Opinion
2014-06-20
David J. Farrugia, Public Defender, Lockport (Joseph G. Frazier of Counsel), for Defendant–Appellant. Michael J. Violante, District Attorney, Lockport (Laura T. Bittner of Counsel), for Respondent.
David J. Farrugia, Public Defender, Lockport (Joseph G. Frazier of Counsel), for Defendant–Appellant. Michael J. Violante, District Attorney, Lockport (Laura T. Bittner of Counsel), for Respondent.

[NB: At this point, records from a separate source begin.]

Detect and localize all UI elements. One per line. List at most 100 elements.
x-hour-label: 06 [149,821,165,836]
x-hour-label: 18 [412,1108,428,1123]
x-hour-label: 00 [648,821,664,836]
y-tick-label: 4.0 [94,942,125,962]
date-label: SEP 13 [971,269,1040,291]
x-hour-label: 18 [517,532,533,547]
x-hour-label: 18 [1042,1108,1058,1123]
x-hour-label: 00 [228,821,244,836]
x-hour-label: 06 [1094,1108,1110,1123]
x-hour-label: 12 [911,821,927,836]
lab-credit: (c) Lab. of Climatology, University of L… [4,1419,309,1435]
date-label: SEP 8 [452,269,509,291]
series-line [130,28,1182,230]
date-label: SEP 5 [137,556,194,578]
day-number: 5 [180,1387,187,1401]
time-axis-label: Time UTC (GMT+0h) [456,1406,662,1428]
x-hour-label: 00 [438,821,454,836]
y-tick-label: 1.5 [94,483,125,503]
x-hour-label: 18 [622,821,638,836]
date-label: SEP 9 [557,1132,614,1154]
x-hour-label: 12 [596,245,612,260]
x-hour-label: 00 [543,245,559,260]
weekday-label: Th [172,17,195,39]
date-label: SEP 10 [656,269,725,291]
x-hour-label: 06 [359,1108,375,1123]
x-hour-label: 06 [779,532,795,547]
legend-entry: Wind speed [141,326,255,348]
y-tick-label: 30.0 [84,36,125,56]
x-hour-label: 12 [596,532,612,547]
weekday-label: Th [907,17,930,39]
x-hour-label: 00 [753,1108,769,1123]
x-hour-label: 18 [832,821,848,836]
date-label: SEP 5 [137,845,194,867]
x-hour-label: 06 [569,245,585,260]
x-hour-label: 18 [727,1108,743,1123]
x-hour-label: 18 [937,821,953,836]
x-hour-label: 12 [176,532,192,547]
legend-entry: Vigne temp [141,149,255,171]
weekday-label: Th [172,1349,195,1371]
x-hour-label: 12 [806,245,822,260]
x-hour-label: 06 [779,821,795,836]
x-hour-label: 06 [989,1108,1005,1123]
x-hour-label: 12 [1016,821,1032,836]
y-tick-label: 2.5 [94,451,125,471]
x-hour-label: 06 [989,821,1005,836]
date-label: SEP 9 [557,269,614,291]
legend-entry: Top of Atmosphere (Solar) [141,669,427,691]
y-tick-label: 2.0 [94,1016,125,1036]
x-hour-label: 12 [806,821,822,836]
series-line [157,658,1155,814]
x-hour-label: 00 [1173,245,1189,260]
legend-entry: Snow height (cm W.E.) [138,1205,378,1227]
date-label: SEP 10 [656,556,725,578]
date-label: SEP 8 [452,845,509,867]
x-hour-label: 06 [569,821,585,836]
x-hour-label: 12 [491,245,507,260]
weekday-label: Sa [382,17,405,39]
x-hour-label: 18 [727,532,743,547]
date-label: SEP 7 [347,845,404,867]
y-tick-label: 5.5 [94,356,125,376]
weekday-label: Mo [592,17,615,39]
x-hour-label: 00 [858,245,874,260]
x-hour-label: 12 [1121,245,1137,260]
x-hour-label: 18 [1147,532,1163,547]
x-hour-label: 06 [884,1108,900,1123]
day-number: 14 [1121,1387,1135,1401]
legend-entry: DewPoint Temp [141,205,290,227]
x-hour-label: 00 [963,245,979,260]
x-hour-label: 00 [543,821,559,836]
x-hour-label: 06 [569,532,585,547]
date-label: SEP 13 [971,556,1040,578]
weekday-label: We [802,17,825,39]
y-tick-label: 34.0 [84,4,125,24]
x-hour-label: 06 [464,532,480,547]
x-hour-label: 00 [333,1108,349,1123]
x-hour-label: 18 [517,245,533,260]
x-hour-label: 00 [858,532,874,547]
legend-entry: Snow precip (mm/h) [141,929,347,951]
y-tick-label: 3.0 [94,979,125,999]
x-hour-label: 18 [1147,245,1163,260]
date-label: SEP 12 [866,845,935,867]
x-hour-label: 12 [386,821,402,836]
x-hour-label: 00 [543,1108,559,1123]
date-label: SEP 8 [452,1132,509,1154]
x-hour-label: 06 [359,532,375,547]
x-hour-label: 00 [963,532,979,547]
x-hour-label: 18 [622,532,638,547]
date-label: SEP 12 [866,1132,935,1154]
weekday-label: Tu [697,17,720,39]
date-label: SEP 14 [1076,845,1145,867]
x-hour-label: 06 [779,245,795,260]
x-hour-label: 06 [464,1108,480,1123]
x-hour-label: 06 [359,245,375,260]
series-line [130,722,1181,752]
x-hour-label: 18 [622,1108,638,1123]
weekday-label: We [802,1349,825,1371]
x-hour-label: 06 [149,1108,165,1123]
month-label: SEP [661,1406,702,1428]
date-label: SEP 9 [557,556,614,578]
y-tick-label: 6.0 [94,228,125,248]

PRESENT: SMITH, J.P., CENTRA, CARNI, WHALEN, and DeJOSEPH, JJ.
MEMORANDUM:
Defendant appeals from a judgment convicting him upon his plea of guilty of criminal possession of stolen property in the fourth degree (Penal Law § 165.45[1] ). Defendant contends that his plea was not knowingly, voluntarily, and intelligently entered because he did not admit a necessary element of the crime—that he knew that the property was stolen—during the plea allocution, and that County Court erred in denying his motion to withdraw the plea on that ground. Defendant's contention is actually a challenge to the factual sufficiency of the plea allocution that is encompassed by the valid waiver of the right to appeal ( see People v. Topolski, 106 A.D.3d 1532, 1533, 964 N.Y.S.2d 450,lv. denied21 N.Y.3d 1020, 971 N.Y.S.2d 503, 994 N.E.2d 399;People v. Daniels, 59 A.D.3d 943, 943, 872 N.Y.S.2d 335,lv. denied12 N.Y.3d 852, 881 N.Y.S.2d 664, 909 N.E.2d 587;see generally People v. Villar, 115 A.D.3d 1361, 1361, 982 N.Y.S.2d 804).
It is hereby ORDERED that the judgment so appealed from is unanimously affirmed.